Tuesday, April 09, 2013



Time to strengthen the BORA

Last week, the government announced plans to criminalize anti-mining protests via an amendment to the Crown Minerals Bill. Today Geoffrey Palmer, the architect of the Bill of Rights Act, announced that the proposal breaches international law and human rights. But today in Question Time the Minister said that it has not received any review for consistency with the Bill of Rights Act, and the government does not plan for there to be any.

This makes a mockery of the BORA. That legislation is predicated on Parliament being a defender of our rights, and only violating them knowingly and with proper warning, on the theory that it will make a considered decision. But where amendments are introduced like this, with no BORA review (not even an internal one), then that process is a nonsense.

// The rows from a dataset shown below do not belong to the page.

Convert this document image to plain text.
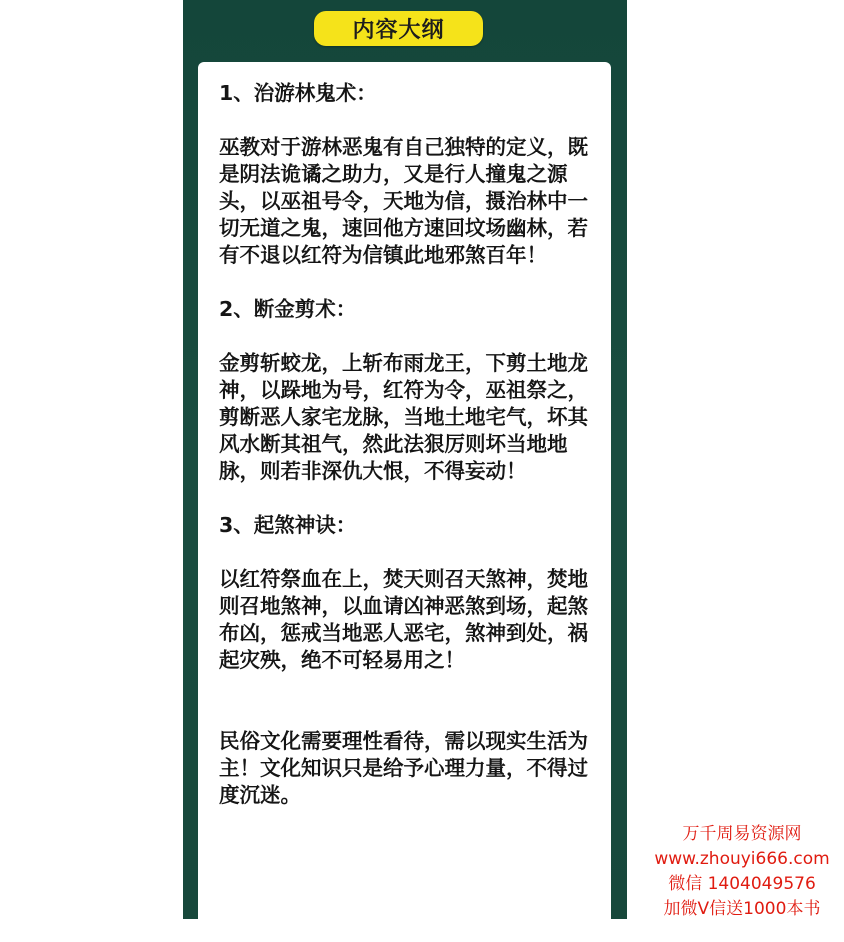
内容大纲

1、治游林鬼术：

巫教对于游林恶鬼有自己独特的定义，既是阴法诡谲之助力，又是行人撞鬼之源头，以巫祖号令，天地为信，摄治林中一切无道之鬼，速回他方速回坟场幽林，若有不退以红符为信镇此地邪煞百年！

2、断金剪术：

金剪斩蛟龙，上斩布雨龙王，下剪土地龙神，以跺地为号，红符为令，巫祖祭之，剪断恶人家宅龙脉，当地土地宅气，坏其风水断其祖气，然此法狠厉则坏当地地脉，则若非深仇大恨，不得妄动！

3、起煞神诀：

以红符祭血在上，焚天则召天煞神，焚地则召地煞神，以血请凶神恶煞到场，起煞布凶，惩戒当地恶人恶宅，煞神到处，祸起灾殃，绝不可轻易用之！

民俗文化需要理性看待，需以现实生活为主！文化知识只是给予心理力量，不得过度沉迷。

万千周易资源网
www.zhouyi666.com
微信 1404049576
加微V信送1000本书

Parliament cannot defend our rights if they do not know when they are being broken (arguably they don't defend them anyway, but that's another issue...)

There are two alternatives here: the first would be to strengthen the scrutiny provisions of the BORA, to extend reporting of inconsistencies to amendments as well as on introduction. That would cover not just SOPs, as here, but also select committee amendments. Alternatively, if Parliament won't properly scrutinise the laws it is passing, then we will need to get the courts to do it for them and give them the power to overturn inconsistent laws. The choice is theirs.